The big thing: passion and skill are inseparable. If you stick with something you’re passionate about for long enough, you’ve almost certainly felt these stages — even if you didn’t know their names.
Here’s how the cycle plays out:
Unconscious Incompetence: This is the blissful beginner phase. You don’t know what you don’t know yet, so everything feels possible and even small wins feel huge. These are the first few exciting points you score in a pickleball game, the first chords you learn on the guitar, the few lines you write in your novel that don’t totally suck.
Conscious Incompetence: Then comes the crash. Suddenly you see how much you have to learn. This is the “I suck” stage. It’s what most people confuse for being an awkward beginner, but if you’ve made it here, congrats — you’re actually making progress. You know enough to see your own gaps.
Conscious Competence: With enough practice, you start to get the hang of things. You can pull off a triangle choke, hold a handstand, write a coherent chapter — but you have to focus hard. Progress is real, but it’s fragile. Everything still takes a lot of effort and intention.
Unconscious Competence: Finally, you stop having to think so much. The skill becomes unconscious. Now you’re flowing, improvising, maybe even teaching others. You might even forget how hard it once was.
Of course, none of this is a one-time ladder to climb. As you continue to learn and build skills, you’ll go through these stages, over and over.
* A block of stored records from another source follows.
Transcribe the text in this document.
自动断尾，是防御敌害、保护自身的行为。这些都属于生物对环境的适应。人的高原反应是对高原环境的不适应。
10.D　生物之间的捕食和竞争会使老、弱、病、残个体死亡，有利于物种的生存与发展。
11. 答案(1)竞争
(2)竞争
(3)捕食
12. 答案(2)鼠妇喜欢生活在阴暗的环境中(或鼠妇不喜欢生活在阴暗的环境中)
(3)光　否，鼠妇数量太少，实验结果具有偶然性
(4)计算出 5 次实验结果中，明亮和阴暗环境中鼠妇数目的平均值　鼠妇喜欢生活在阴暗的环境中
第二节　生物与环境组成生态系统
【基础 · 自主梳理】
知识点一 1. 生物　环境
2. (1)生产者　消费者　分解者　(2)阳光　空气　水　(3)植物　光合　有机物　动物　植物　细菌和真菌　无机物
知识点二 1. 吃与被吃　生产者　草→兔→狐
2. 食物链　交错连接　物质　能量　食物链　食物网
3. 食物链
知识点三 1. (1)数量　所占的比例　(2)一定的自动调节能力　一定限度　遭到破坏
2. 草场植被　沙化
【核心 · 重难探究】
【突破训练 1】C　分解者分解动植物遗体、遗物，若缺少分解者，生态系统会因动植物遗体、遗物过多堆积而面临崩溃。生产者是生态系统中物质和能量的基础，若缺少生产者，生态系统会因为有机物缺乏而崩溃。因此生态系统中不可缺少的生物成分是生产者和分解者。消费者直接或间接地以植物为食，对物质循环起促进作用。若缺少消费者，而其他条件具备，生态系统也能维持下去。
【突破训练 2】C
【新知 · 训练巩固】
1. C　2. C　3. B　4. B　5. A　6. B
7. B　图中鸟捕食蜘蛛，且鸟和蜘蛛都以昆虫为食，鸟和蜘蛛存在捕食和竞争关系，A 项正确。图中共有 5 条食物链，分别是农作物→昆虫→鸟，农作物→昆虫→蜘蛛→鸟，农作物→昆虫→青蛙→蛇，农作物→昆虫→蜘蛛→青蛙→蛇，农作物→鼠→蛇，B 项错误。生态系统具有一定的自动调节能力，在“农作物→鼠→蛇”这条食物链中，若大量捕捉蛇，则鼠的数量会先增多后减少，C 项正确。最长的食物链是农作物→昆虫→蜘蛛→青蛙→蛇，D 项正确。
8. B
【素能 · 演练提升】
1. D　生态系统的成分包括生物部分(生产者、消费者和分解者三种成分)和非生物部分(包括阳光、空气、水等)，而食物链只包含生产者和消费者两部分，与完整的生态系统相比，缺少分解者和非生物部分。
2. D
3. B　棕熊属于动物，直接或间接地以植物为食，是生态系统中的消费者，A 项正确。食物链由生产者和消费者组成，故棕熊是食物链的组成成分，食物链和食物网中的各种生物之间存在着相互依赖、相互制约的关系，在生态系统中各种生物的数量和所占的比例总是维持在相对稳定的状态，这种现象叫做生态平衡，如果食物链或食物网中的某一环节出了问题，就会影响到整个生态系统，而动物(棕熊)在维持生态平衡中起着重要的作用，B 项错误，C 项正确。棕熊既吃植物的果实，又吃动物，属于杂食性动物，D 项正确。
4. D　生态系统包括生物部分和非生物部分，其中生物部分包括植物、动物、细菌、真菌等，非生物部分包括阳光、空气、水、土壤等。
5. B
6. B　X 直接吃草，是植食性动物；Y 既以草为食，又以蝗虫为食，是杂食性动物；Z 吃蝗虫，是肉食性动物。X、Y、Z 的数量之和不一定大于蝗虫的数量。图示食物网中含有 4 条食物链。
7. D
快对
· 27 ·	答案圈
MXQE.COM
If you stick with anything long enough to matter — to become a real passion — you’ll hit every stage above, often more than once.
What if Awkwardness is a Sign You’re on the Right Track?
Most people think the pain of starting something new is the hardest part. But beginnings are usually fun — there’s low pressure, everything is novel, and wins come easily. It’s only after those early gains fade that things start to get hard.
This is the stage where most people give up, where the Passion Dip happens, and where most passions fizzle. Paradoxically, it’s also the only place where much real growth happens.
When I look back, the skills I’m proudest of aren’t the ones that came easy — or even the ones I mastered. It’s the things I kept showing up for: rewriting a chapter twenty times before it finally felt true, fumbling through jiu-jitsu moves until they stuck, grinding through the slow, hard parts of turning an idea into reality. I’ve hired coaches, devoured books, watched tutorials — anything to shortcut the struggle. But there’s only ever one way forward: you keep going.
Science backs this up: Dunning-Kruger, deliberate practice, adult learning theory — they all point to the same truth: if you’re stuck in the messy middle, where everything feels worse before it feels better — congratulations. You’re on the path. The only real mistake is quitting before the magic happens.
I try to remind myself of this every time I wrestle with the middle of writing my book. Awkwardness is normal. It’s part of it. And it will get better — as long as I keep going.
So if you’re stuck in your own awkward middle, doubting your path, wondering if you’ll ever make it out — don’t back down.
That struggle means you care enough to keep going, even when it’s hard. That’s where real passion — and real progress — are born.